After breaking the Nazi encryption machine Enigma and helping allied forces win World War 2, mathematician Alan Turing changed history with a simple question “Can Machines Think?”

Turing published a paper in 1950’s “Computing Machinery and Intelligence”. And after performing Turing test, he established fundamental goals and visions of AI.

AI is the branch that wants to answer Turing’s question in the affirmative. It endeavors to replicate human intelligence in machines.

The goal of AI has given rise to many debates and questions. No single definition is universally accepted.

The goal of AI is to build machines that are intelligent. But it does not define what artificial intelligence is or what makes a machine intelligent.

Staurt Russel and Peter Norvig define in their groundbreaking book Artificial Intelligence: A modern approach by saying that there are intelligent agents in the form of machines. When keeping this in mind, we can say that AI is the study of agents that receive percepts from the environment and perform actions.

The field of AI has historically been defined by Norvig and Russelll as:-

  1. Thinking Humanly
  2. Thinking Rationally
  3. Acting Humanly
  4. Acting Rationally

The first two ideas are concerned with the thought process and reasoning and others deal with behaviour.

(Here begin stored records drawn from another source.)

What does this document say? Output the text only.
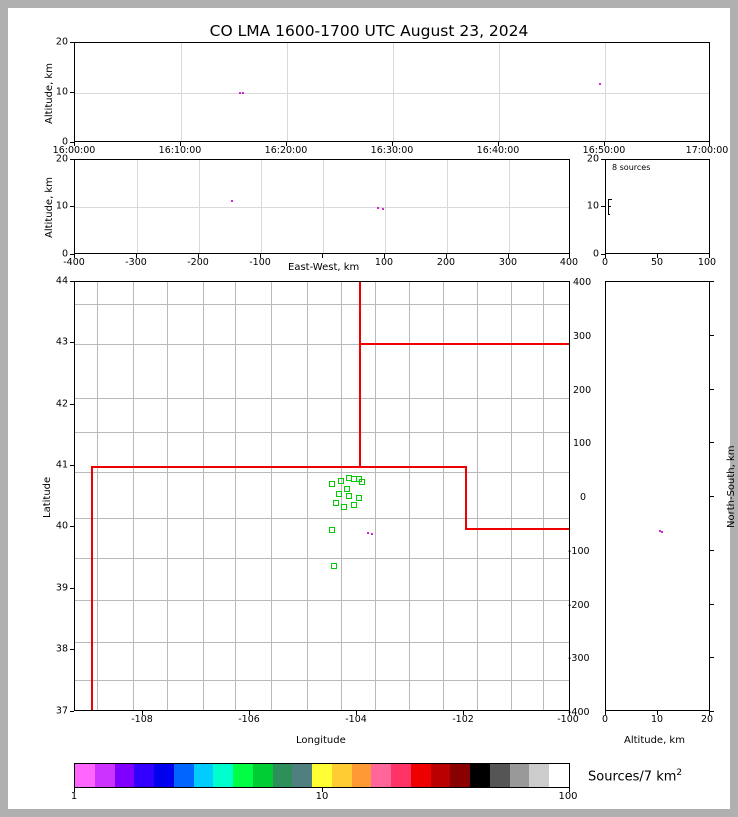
CO LMA 1600-1700 UTC August 23, 2024
16:00:00	16:10:00	16:20:00	16:30:00	16:40:00	16:50:00	17:00:00
0
10
20
Altitude, km
-400	-300	-200	-100	100	200	300	400
0
10
20
Altitude, km
East-West, km
8 sources
0	50	100
0
10
20
-108	-106	-104	-102	-100
37
38
39
40
41
42
43
44
Latitude
Longitude
0	10	20
-400
-300
-200
-100
0
100
200
300
400
North-South, km
Altitude, km
1	10	100
Sources/7 $km^2$
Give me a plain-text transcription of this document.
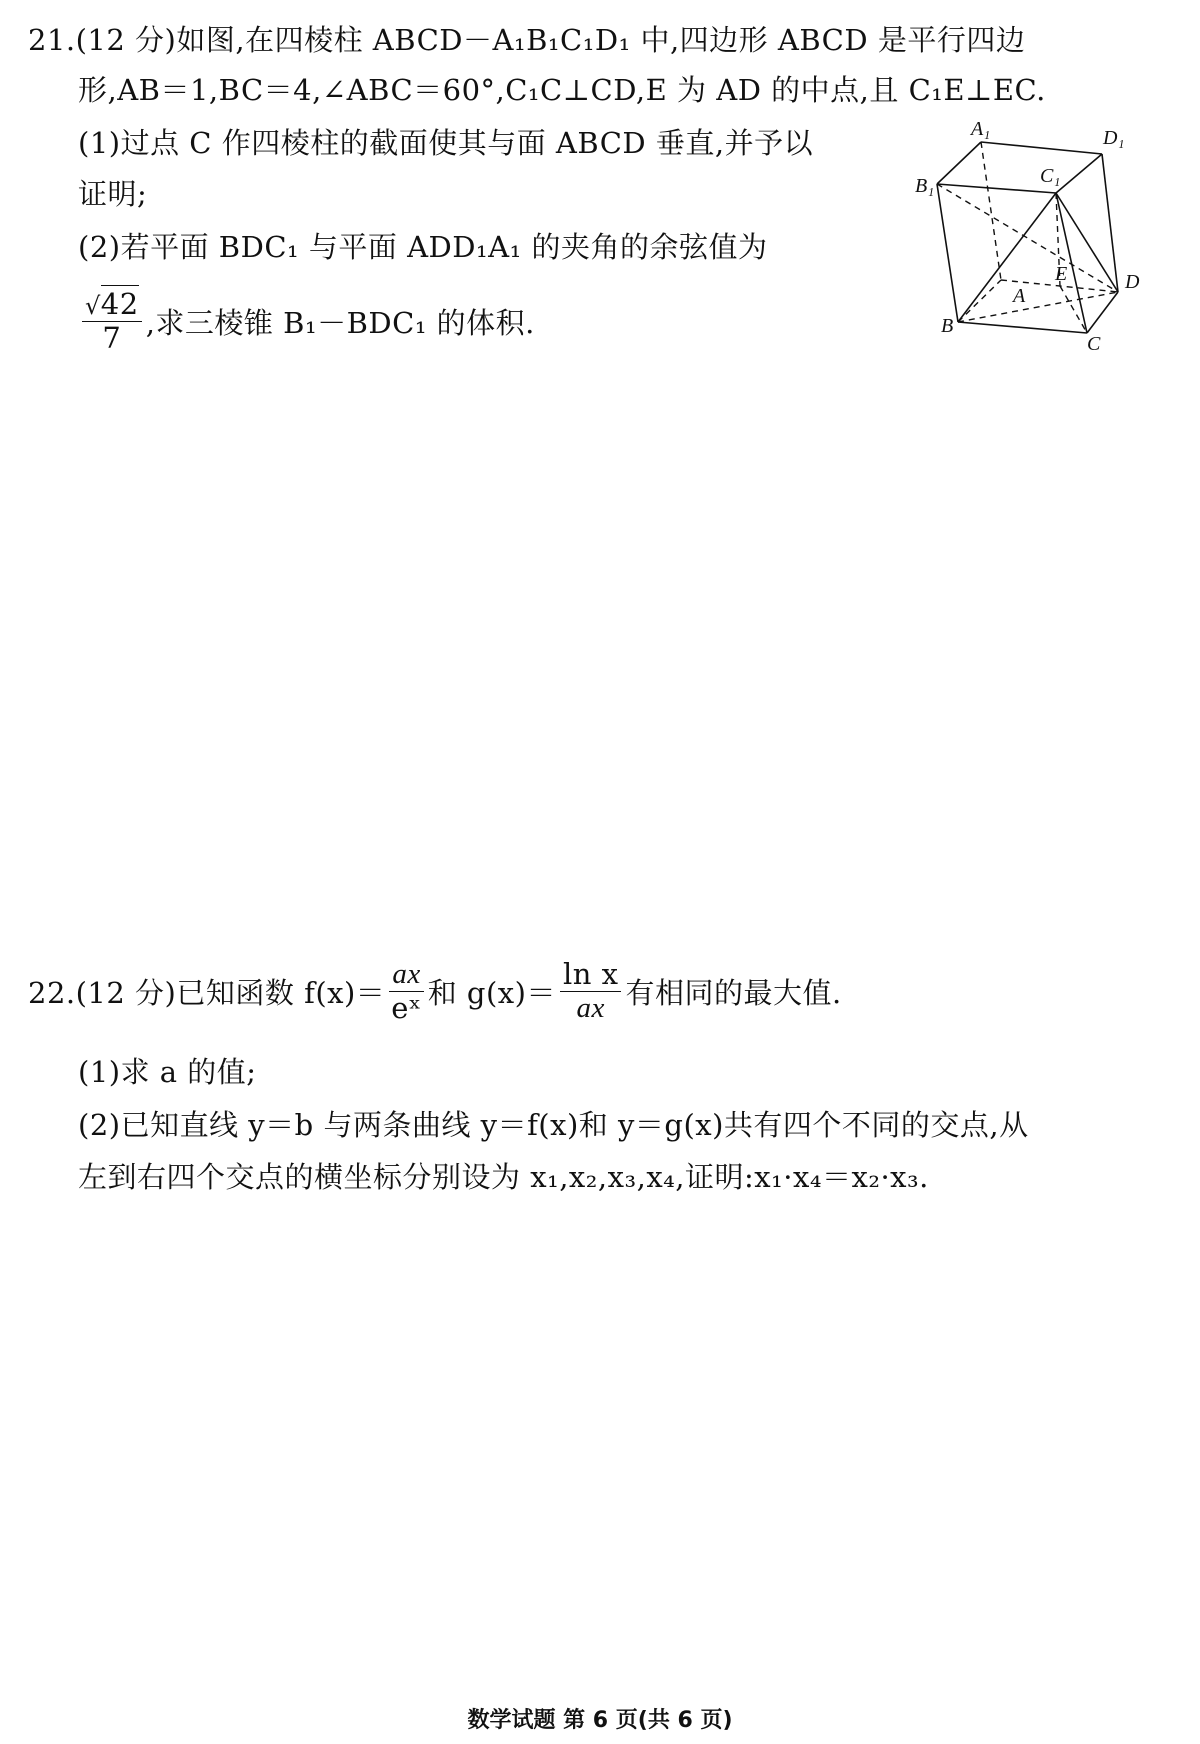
21.(12 分)如图,在四棱柱 ABCD－A₁B₁C₁D₁ 中,四边形 ABCD 是平行四边
形,AB＝1,BC＝4,∠ABC＝60°,C₁C⊥CD,E 为 AD 的中点,且 C₁E⊥EC.
(1)过点 C 作四棱柱的截面使其与面 ABCD 垂直,并予以
证明;
(2)若平面 BDC₁ 与平面 ADD₁A₁ 的夹角的余弦值为
$\frac{√42}{7}$ ,求三棱锥 B₁－BDC₁ 的体积.
A₁	D₁
B₁	C₁
E	D
A
B
C
22.(12 分)已知函数 $f(x)= \frac{ax}{\text{eˣ}}$ 和 $g(x)= \frac{\text{ln x}}{ax}$ 有相同的最大值.
(1)求 a 的值;
(2)已知直线 y＝b 与两条曲线 y＝f(x)和 y＝g(x)共有四个不同的交点,从
左到右四个交点的横坐标分别设为 x₁,x₂,x₃,x₄,证明:x₁·x₄＝x₂·x₃.
数学试题 第 6 页(共 6 页)
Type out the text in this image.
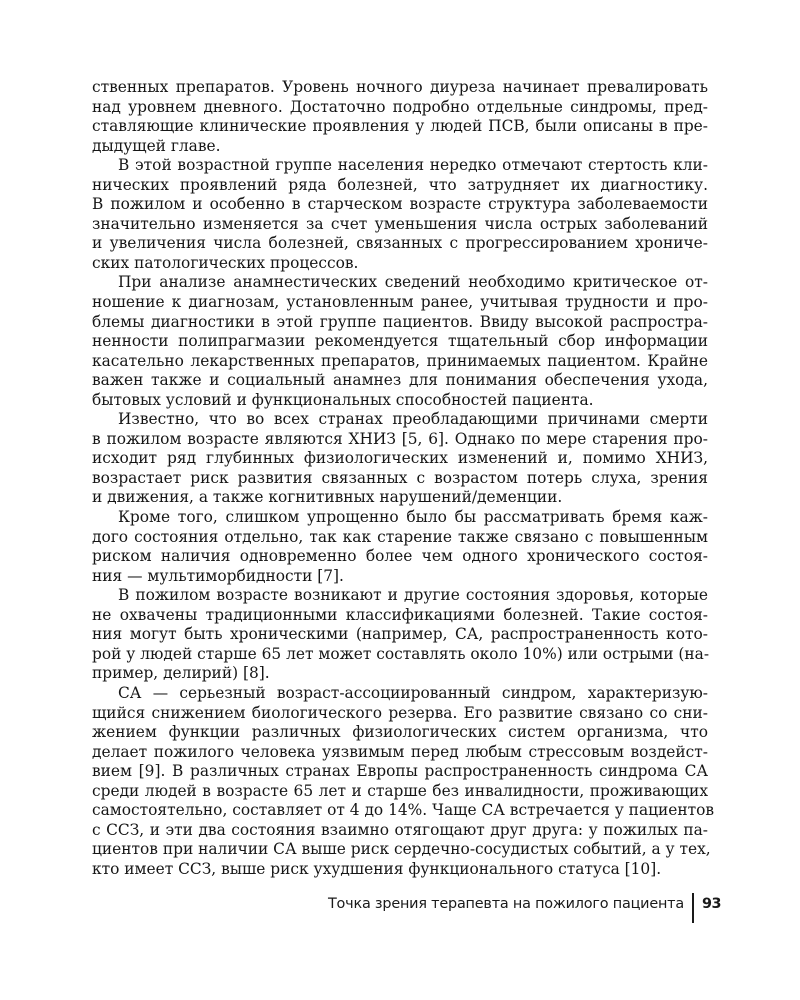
ственных препаратов. Уровень ночного диуреза начинает превалировать
над уровнем дневного. Достаточно подробно отдельные синдромы, пред-
ставляющие клинические проявления у людей ПСВ, были описаны в пре-
дыдущей главе.
В этой возрастной группе населения нередко отмечают стертость кли-
нических проявлений ряда болезней, что затрудняет их диагностику.
В пожилом и особенно в старческом возрасте структура заболеваемости
значительно изменяется за счет уменьшения числа острых заболеваний
и увеличения числа болезней, связанных с прогрессированием хрониче-
ских патологических процессов.
При анализе анамнестических сведений необходимо критическое от-
ношение к диагнозам, установленным ранее, учитывая трудности и про-
блемы диагностики в этой группе пациентов. Ввиду высокой распростра-
ненности полипрагмазии рекомендуется тщательный сбор информации
касательно лекарственных препаратов, принимаемых пациентом. Крайне
важен также и социальный анамнез для понимания обеспечения ухода,
бытовых условий и функциональных способностей пациента.
Известно, что во всех странах преобладающими причинами смерти
в пожилом возрасте являются ХНИЗ [5, 6]. Однако по мере старения про-
исходит ряд глубинных физиологических изменений и, помимо ХНИЗ,
возрастает риск развития связанных с возрастом потерь слуха, зрения
и движения, а также когнитивных нарушений/деменции.
Кроме того, слишком упрощенно было бы рассматривать бремя каж-
дого состояния отдельно, так как старение также связано с повышенным
риском наличия одновременно более чем одного хронического состоя-
ния — мультиморбидности [7].
В пожилом возрасте возникают и другие состояния здоровья, которые
не охвачены традиционными классификациями болезней. Такие состоя-
ния могут быть хроническими (например, СА, распространенность кото-
рой у людей старше 65 лет может составлять около 10%) или острыми (на-
пример, делирий) [8].
СА — серьезный возраст-ассоциированный синдром, характеризую-
щийся снижением биологического резерва. Его развитие связано со сни-
жением функции различных физиологических систем организма, что
делает пожилого человека уязвимым перед любым стрессовым воздейст-
вием [9]. В различных странах Европы распространенность синдрома СА
среди людей в возрасте 65 лет и старше без инвалидности, проживающих
самостоятельно, составляет от 4 до 14%. Чаще СА встречается у пациентов
с ССЗ, и эти два состояния взаимно отягощают друг друга: у пожилых па-
циентов при наличии СА выше риск сердечно-сосудистых событий, а у тех,
кто имеет ССЗ, выше риск ухудшения функционального статуса [10].
Точка зрения терапевта на пожилого пациента 93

Norvig and Russell particularly focus on rational agents, noting all the skills needed for Turing test and also allow an agent to act rationally.”

Patrick Winston, Professor of AI and computer science at MIT defines AI as “algorithms enabled constraints, exposed by representations that support models targeted at loops that tie thinking, perception, and action.

AI is able to perform tasks that ordinarily require human intelligence. Many of these systems are powered by machine learning, deep learning, and some by very boring rules.

Is AI safe?

In the long term, AI is very beneficial and motivates research in many areas including economics, and law to technical topics like control, security, validity, and verification. It may be a nuisance that your laptop crashes or gets hacked but think about if AI controls your car, airplane, pacemaker, automated trading, or power grid. Also, there is a need to prevent a devastating arms race in lethal autonomous weapons.

There are questions in the mind that whether strong AI will ever be achieved and others that super intelligent AI is surely going to be beneficial. Research today will surely help in preparing for and preventing negative consequences, thus enjoying the benefits of AI while avoiding pitfalls.

Most researchers believe that super intelligent AI is unlikely to show human emotions like love, hate, etc and there is no reason to expect Ai to become intentionally malevolent or benevolent. So two risk scenarios are more likely: –

  • AI is programmed to do something devastating

Autonomous weapons are AI systems programmed to kill. If in the hands of wrong person, they can easily cause mass casualities. An AI arms race could also result in mass casualities.

  • AI is programmed to do something beneficial but develops destructive methods of achieving its goal.

If a superintelligent system is tasked with ambitious geoengineering project it might wreak havoc on our ecosystem and view human attempts to stop it as a threat.